When discussing Taylor's theorem for one variable, my textbook says the following:
For a smooth function $f : \mathbb{R} \to \mathbb{R}$ of one variable, Taylor's theorem asserts that
$$f(x_0 + h) = f(x_0) + f'(x_0) \cdot h + \dfrac{f''(x_0)}{2} \cdot h^2 + \dots + \dfrac{f^{(k)}(x_0)}{k!} \cdot h^k + R_k (x_0, h),$$
where
$$R_k (x_0, h) = \int_{x_0}^{x_0 + h} \dfrac{(x_0 + h – \tau)^k}{k!} f^{k + 1}(\tau) \ d \tau$$
is the remainder. For small $h$, this remainder is small to order $k$ in the sense that
$$\lim_{h \to 0} \dfrac{R_k(x_0, h)}{h^k} = 0$$
In other words, $R_k(x_0, h)$ is small compared to the already small quantity $h^k$.

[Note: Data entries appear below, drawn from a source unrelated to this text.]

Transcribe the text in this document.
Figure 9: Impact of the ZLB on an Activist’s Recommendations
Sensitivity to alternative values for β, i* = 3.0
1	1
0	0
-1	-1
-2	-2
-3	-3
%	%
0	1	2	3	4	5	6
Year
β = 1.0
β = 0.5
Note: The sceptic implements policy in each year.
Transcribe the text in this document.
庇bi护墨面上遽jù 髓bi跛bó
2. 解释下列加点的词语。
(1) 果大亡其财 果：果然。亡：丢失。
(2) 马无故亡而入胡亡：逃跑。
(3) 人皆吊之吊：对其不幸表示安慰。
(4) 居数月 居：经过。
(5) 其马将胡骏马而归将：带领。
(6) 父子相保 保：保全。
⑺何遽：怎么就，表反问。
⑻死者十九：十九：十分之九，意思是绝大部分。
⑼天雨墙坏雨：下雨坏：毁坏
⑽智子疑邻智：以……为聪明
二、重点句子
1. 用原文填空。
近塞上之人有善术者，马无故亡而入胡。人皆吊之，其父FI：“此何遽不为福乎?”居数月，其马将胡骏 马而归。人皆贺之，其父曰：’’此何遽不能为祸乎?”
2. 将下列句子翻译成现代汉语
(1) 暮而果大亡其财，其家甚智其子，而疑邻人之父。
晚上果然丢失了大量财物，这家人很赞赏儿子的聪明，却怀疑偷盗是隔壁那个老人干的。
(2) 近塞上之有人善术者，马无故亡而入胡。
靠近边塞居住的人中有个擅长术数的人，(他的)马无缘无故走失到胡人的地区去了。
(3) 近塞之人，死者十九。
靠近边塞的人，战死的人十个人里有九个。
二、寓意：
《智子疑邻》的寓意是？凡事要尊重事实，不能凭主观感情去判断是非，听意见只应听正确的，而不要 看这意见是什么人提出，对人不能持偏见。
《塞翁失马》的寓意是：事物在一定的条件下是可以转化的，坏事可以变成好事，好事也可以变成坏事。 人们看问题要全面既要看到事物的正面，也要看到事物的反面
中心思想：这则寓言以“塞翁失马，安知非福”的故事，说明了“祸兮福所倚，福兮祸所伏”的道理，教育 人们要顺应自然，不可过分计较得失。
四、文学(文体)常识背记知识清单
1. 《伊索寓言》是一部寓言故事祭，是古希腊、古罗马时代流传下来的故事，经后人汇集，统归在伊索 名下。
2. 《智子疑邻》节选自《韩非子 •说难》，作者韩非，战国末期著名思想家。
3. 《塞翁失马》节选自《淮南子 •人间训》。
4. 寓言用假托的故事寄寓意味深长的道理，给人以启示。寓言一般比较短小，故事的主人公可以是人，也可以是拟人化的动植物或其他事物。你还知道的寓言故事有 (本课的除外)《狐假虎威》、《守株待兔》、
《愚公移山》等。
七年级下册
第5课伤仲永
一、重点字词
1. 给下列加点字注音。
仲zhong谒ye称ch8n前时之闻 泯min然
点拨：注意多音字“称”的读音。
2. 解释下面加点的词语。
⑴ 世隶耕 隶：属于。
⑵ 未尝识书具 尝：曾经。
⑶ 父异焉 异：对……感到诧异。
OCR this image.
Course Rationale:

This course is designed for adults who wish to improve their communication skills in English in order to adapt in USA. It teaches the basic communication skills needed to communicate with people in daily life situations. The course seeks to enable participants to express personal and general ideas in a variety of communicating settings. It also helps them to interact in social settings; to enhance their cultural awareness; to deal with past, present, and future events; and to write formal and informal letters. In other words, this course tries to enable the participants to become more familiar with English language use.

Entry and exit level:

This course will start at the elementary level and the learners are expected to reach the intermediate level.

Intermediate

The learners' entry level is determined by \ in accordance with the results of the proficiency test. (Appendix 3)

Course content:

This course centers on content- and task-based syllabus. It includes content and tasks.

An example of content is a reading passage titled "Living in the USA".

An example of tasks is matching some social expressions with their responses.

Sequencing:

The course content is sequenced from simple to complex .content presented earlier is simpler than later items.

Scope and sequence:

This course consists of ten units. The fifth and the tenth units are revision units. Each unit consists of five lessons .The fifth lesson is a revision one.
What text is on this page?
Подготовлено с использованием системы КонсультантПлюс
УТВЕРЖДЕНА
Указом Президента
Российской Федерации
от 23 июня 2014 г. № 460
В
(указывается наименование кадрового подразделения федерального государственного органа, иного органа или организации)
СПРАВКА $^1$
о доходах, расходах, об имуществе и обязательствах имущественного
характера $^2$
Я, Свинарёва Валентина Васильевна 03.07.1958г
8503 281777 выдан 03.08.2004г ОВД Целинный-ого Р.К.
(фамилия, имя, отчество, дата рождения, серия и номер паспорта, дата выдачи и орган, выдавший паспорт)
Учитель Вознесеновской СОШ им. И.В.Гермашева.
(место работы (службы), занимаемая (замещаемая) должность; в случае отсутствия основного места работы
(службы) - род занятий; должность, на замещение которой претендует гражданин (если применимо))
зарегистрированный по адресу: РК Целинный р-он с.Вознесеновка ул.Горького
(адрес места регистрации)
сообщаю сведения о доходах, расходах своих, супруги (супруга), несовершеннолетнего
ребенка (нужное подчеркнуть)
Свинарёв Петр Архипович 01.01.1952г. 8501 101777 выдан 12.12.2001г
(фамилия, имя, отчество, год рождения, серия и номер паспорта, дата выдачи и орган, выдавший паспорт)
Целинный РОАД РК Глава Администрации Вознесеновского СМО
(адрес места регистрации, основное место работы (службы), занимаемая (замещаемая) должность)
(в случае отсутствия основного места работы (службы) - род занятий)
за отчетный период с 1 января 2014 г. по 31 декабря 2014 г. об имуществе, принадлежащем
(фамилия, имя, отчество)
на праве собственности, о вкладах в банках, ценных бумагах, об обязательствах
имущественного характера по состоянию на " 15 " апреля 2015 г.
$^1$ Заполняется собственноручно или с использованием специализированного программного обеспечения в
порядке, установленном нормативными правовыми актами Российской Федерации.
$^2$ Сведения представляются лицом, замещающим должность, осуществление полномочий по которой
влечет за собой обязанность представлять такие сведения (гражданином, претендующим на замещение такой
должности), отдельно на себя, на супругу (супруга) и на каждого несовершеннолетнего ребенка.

I've never seen this version of Taylor's theorem, where the $h$ is added into the equation. Looking at the Wikipedia article for Taylor's theorem, it seems that this definition of Taylor's theorem is uncommon?
Reading my textbook's definition of Taylor's theorem, I don't understand what the $h$ is supposed to represent or how it intuitively fits into Taylor's theorem? I would greatly appreciate it if people could please take the time to clarify this.
Best Answer
You're probably used to a form that says $$ f(x) = f(x_0) + f'(x_0) (x - x_0) + \frac{f''(x_0)}{2} \cdot (x-x_0)^2 + \ldots $$ which tells you that if you take a number $x$ near $x_0$, you can compute $f(x)$ using data from $f$ and its derivatives at $x_0$, more or less.
The version you've written in your question says "If you move a distance $h$ away from $x_0$, to the point $x = x_0 + h$, you can compute $f(x_0 + h)$ using data from $f$ and its derivatives at $x_0$."
In short: if you replace $h$ by $x - x_0$ (or, alternatively, define $x$ to be $x_0 + h$), you'll find that the form I've written down becomes the form you're used to seeing.